The electronic version of this article is the complete one and can be found online at:

Published:11 July 2008

© 2008 Gibson et al; licensee BioMed Central Ltd.

Background and model

Spreading depression (SD) is a propagating wave of transient neuronal hyperexcitability followed by complete electrical silence that moves slowly (15–50 μm s-1) across grey matter in the central nervous system; it has been implicated in a number of brain disorders [1]. SD involves a massive redistribution of ions (K+, Na+, Ca2+, Cl -) between intracellular and extracellular compartments.

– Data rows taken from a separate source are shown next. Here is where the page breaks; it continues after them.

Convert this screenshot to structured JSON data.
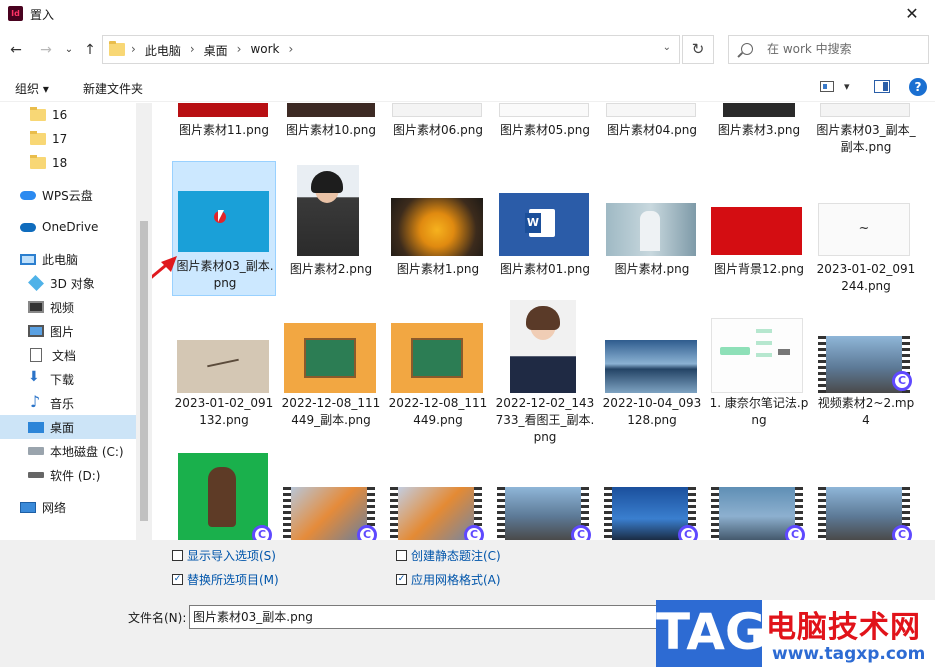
{
  "window": {
    "title": "置入",
    "app_icon": "Id",
    "close_glyph": "✕"
  },
  "nav": {
    "back_glyph": "←",
    "forward_glyph": "→",
    "recent_glyph": "⌄",
    "up_glyph": "↑"
  },
  "address": {
    "crumbs": [
      "此电脑",
      "桌面",
      "work"
    ],
    "separator": "›",
    "dropdown_glyph": "⌄",
    "refresh_glyph": "↻"
  },
  "search": {
    "placeholder": "在 work 中搜索"
  },
  "toolbar": {
    "organize_label": "组织",
    "organize_caret": "▾",
    "new_folder_label": "新建文件夹",
    "view_caret": "▾",
    "help_label": "?"
  },
  "sidebar": {
    "items": [
      {
        "label": "16",
        "icon": "folder-icon"
      },
      {
        "label": "17",
        "icon": "folder-icon"
      },
      {
        "label": "18",
        "icon": "folder-icon"
      },
      {
        "label": "WPS云盘",
        "icon": "cloud-icon"
      },
      {
        "label": "OneDrive",
        "icon": "onedrive-icon"
      },
      {
        "label": "此电脑",
        "icon": "computer-icon"
      },
      {
        "label": "3D 对象",
        "icon": "3d-objects-icon"
      },
      {
        "label": "视频",
        "icon": "videos-icon"
      },
      {
        "label": "图片",
        "icon": "pictures-icon"
      },
      {
        "label": "文档",
        "icon": "documents-icon"
      },
      {
        "label": "下载",
        "icon": "downloads-icon"
      },
      {
        "label": "音乐",
        "icon": "music-icon"
      },
      {
        "label": "桌面",
        "icon": "desktop-icon",
        "selected": true
      },
      {
        "label": "本地磁盘 (C:)",
        "icon": "drive-c-icon"
      },
      {
        "label": "软件 (D:)",
        "icon": "drive-d-icon"
      },
      {
        "label": "网络",
        "icon": "network-icon"
      }
    ]
  },
  "files": {
    "row1": [
      "图片素材11.png",
      "图片素材10.png",
      "图片素材06.png",
      "图片素材05.png",
      "图片素材04.png",
      "图片素材3.png",
      "图片素材03_副本_副本.png"
    ],
    "row2": [
      "图片素材03_副本.png",
      "图片素材2.png",
      "图片素材1.png",
      "图片素材01.png",
      "图片素材.png",
      "图片背景12.png",
      "2023-01-02_091244.png"
    ],
    "row3": [
      "2023-01-02_091132.png",
      "2022-12-08_111449_副本.png",
      "2022-12-08_111449.png",
      "2022-12-02_143733_看图王_副本.png",
      "2022-10-04_093128.png",
      "1. 康奈尔笔记法.png",
      "视频素材2~2.mp4"
    ],
    "selected": "图片素材03_副本.png",
    "badge_letter": "C"
  },
  "options": {
    "show_import_options": {
      "label": "显示导入选项(S)",
      "checked": false
    },
    "replace_selected": {
      "label": "替换所选项目(M)",
      "checked": true
    },
    "create_static_caption": {
      "label": "创建静态题注(C)",
      "checked": false
    },
    "apply_grid_format": {
      "label": "应用网格格式(A)",
      "checked": true
    },
    "check_glyph": "✓"
  },
  "filename": {
    "label": "文件名(N):",
    "value": "图片素材03_副本.png"
  },
  "watermark": {
    "tag": "TAG",
    "cn": "电脑技术网",
    "url": "www.tagxp.com"
  },
  "colors": {
    "selection": "#cce8ff",
    "accent": "#1a6fd1",
    "link_text": "#0055aa",
    "arrow": "#e0191e"
  }
}
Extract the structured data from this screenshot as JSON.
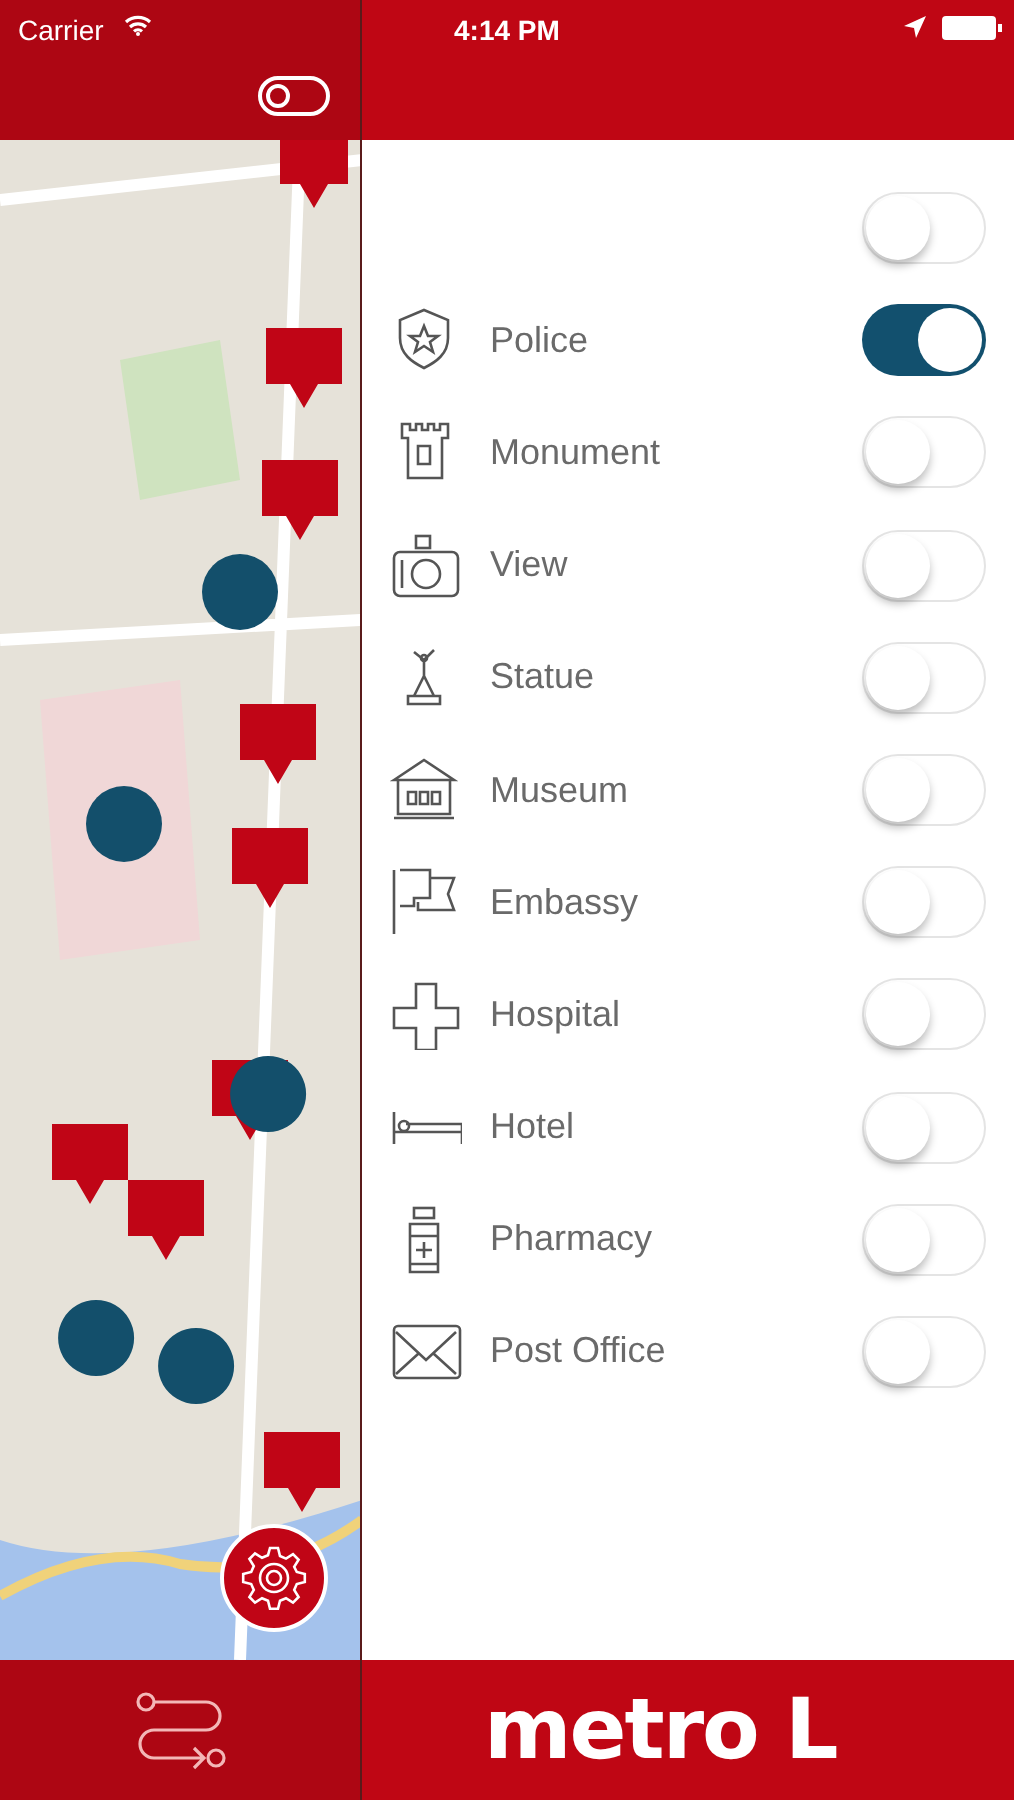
{
  "status_bar": {
    "carrier": "Carrier",
    "time": "4:14 PM"
  },
  "map_toggle": {
    "on": false
  },
  "layers": [
    {
      "kind": "all",
      "on": false
    },
    {
      "kind": "police",
      "label": "Police",
      "on": true
    },
    {
      "kind": "monument",
      "label": "Monument",
      "on": false
    },
    {
      "kind": "view",
      "label": "View",
      "on": false
    },
    {
      "kind": "statue",
      "label": "Statue",
      "on": false
    },
    {
      "kind": "museum",
      "label": "Museum",
      "on": false
    },
    {
      "kind": "embassy",
      "label": "Embassy",
      "on": false
    },
    {
      "kind": "hospital",
      "label": "Hospital",
      "on": false
    },
    {
      "kind": "hotel",
      "label": "Hotel",
      "on": false
    },
    {
      "kind": "pharmacy",
      "label": "Pharmacy",
      "on": false
    },
    {
      "kind": "post",
      "label": "Post Office",
      "on": false
    }
  ],
  "logo": "metro L"
}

Although first described over 60 years ago, it is still not well understood [1]. SD is accompanied by large increases in extracellular ATP, which is a principal means of transmission between astrocytes; also, ATP waves in astrocyte networks move at speeds comparable to SD [2,3]. These facts, and other evidence [4], strongly suggest that astrocytes play an important role in SD.

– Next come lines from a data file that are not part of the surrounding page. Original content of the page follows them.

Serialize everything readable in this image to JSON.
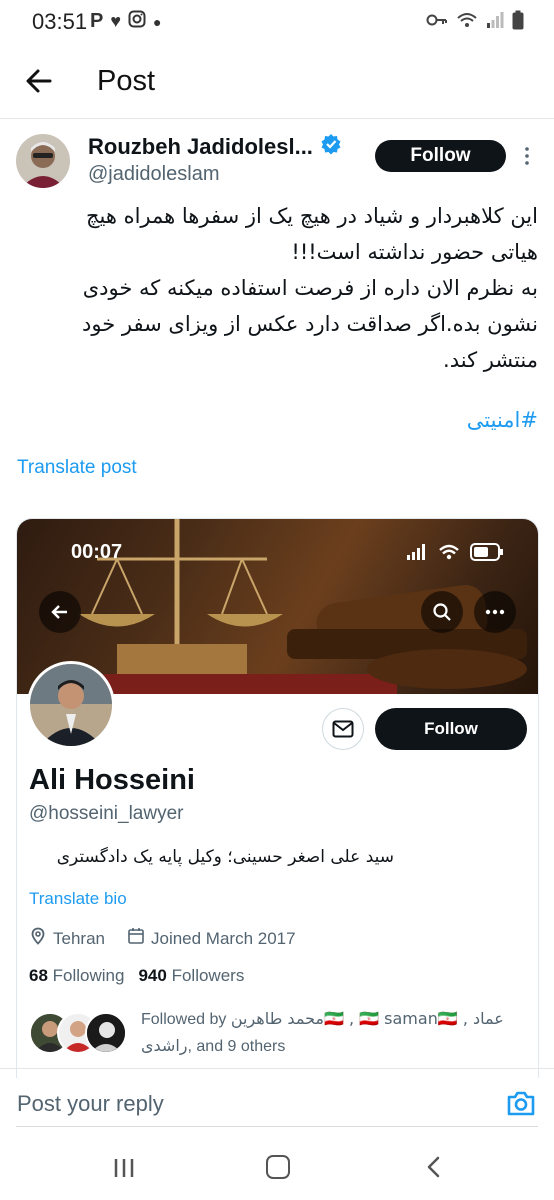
{
  "status_bar": {
    "time": "03:51",
    "left_icons": [
      "p-icon",
      "heart-icon",
      "instagram-icon",
      "dot-icon"
    ],
    "right_icons": [
      "key-icon",
      "wifi-icon",
      "signal-icon",
      "battery-icon"
    ]
  },
  "header": {
    "title": "Post"
  },
  "post": {
    "author_name": "Rouzbeh Jadidolesl...",
    "author_handle": "@jadidoleslam",
    "verified": true,
    "follow_label": "Follow",
    "text": "این کلاهبردار و شیاد در هیچ یک از سفرها همراه هیچ\nهیاتی حضور نداشته است!!!\nبه نظرم الان داره از فرصت استفاده میکنه که خودی\nنشون بده.اگر صداقت دارد عکس از ویزای سفر خود\nمنتشر کند.",
    "hashtag": "#امنیتی",
    "translate_label": "Translate post"
  },
  "embedded_profile": {
    "inner_time": "00:07",
    "name": "Ali Hosseini",
    "handle": "@hosseini_lawyer",
    "follow_label": "Follow",
    "bio": "سید علی اصغر حسینی؛ وکیل پایه یک دادگستری",
    "translate_bio_label": "Translate bio",
    "location": "Tehran",
    "joined": "Joined March 2017",
    "following_count": "68",
    "following_label": "Following",
    "followers_count": "940",
    "followers_label": "Followers",
    "followed_by_prefix": "Followed by",
    "followed_by_names": "محمد طاهرین🇮🇷 , 🇮🇷 saman🇮🇷 , عماد",
    "followed_by_line2": "راشدی",
    "followed_by_suffix": ", and 9 others"
  },
  "reply": {
    "placeholder": "Post your reply"
  },
  "colors": {
    "accent": "#1d9bf0",
    "text": "#0f1419",
    "secondary": "#536471",
    "button": "#0f1419"
  }
}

We have constructed a mathematical model in which SD is driven by the effects of astrocyte waves interacting with waves of glutamate released from neurons and astrocytes (Figure 1). The detailed equations and computational methods were based on our previous work on glial and neural-glial systems [2,3,5]. All major ion channels, exchangers and pumps were included in both neurons and astrocytes (cf. [6]).

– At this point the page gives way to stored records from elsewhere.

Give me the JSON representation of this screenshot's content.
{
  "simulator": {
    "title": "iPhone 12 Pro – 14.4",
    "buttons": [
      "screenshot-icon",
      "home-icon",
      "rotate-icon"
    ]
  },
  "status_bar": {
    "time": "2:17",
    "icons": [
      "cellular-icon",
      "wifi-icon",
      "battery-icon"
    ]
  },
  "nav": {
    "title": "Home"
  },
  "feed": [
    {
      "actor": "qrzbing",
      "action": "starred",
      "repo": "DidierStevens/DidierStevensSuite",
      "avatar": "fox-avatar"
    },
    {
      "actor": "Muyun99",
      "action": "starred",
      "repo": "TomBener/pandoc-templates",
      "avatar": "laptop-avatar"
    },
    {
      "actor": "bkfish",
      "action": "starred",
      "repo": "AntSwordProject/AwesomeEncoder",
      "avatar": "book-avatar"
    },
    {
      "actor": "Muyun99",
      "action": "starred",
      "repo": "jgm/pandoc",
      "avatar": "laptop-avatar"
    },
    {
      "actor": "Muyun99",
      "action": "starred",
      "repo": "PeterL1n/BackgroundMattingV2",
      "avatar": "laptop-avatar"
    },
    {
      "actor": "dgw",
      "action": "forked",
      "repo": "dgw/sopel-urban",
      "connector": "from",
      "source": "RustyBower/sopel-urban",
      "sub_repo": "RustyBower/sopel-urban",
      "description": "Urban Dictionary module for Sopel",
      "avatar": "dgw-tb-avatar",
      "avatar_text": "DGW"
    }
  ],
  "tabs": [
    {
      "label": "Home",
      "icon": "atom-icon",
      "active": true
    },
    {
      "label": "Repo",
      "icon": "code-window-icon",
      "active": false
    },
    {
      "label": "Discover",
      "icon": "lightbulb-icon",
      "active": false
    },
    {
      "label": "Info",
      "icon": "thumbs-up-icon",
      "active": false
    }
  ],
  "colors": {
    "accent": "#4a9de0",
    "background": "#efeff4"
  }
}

thumbnailFigure 1. Left panel Model neuron-astrocyte network in which astrocytic transmission is effected by ATP and neuronal transmission by glutamate: from astrocyte to neuron by glutamate (GluA) acting on NMDA receptors; from neuron to astrocyte by glutamate (GluB) acting on metabotropic receptors; from neuron to neuron by glutamate (GluC) acting on AMPA receptors; from astrocyte to astrocyte by ATP acting on P2Y receptors. Right panel Time course of K+ concentration in neurons, extracellular space and astrocytes, respectively; traces are for the first seven cells in the network.

Results and conclusion

The model accounts for the main experimental properties of SD; in particular, the speed of the wave and the accompanying changes in ion concentrations and potentials in the cells and in the extracellular medium (Figure 1 shows one example) and are in broad agreement with those observed [1,4]. This work supports the hypothesis that SD is a result of neuron-astrocyte interactions involving the neurotransmitters glutamate and ATP. Further experimental work is now needed to justify the detailed interactions proposed by the model.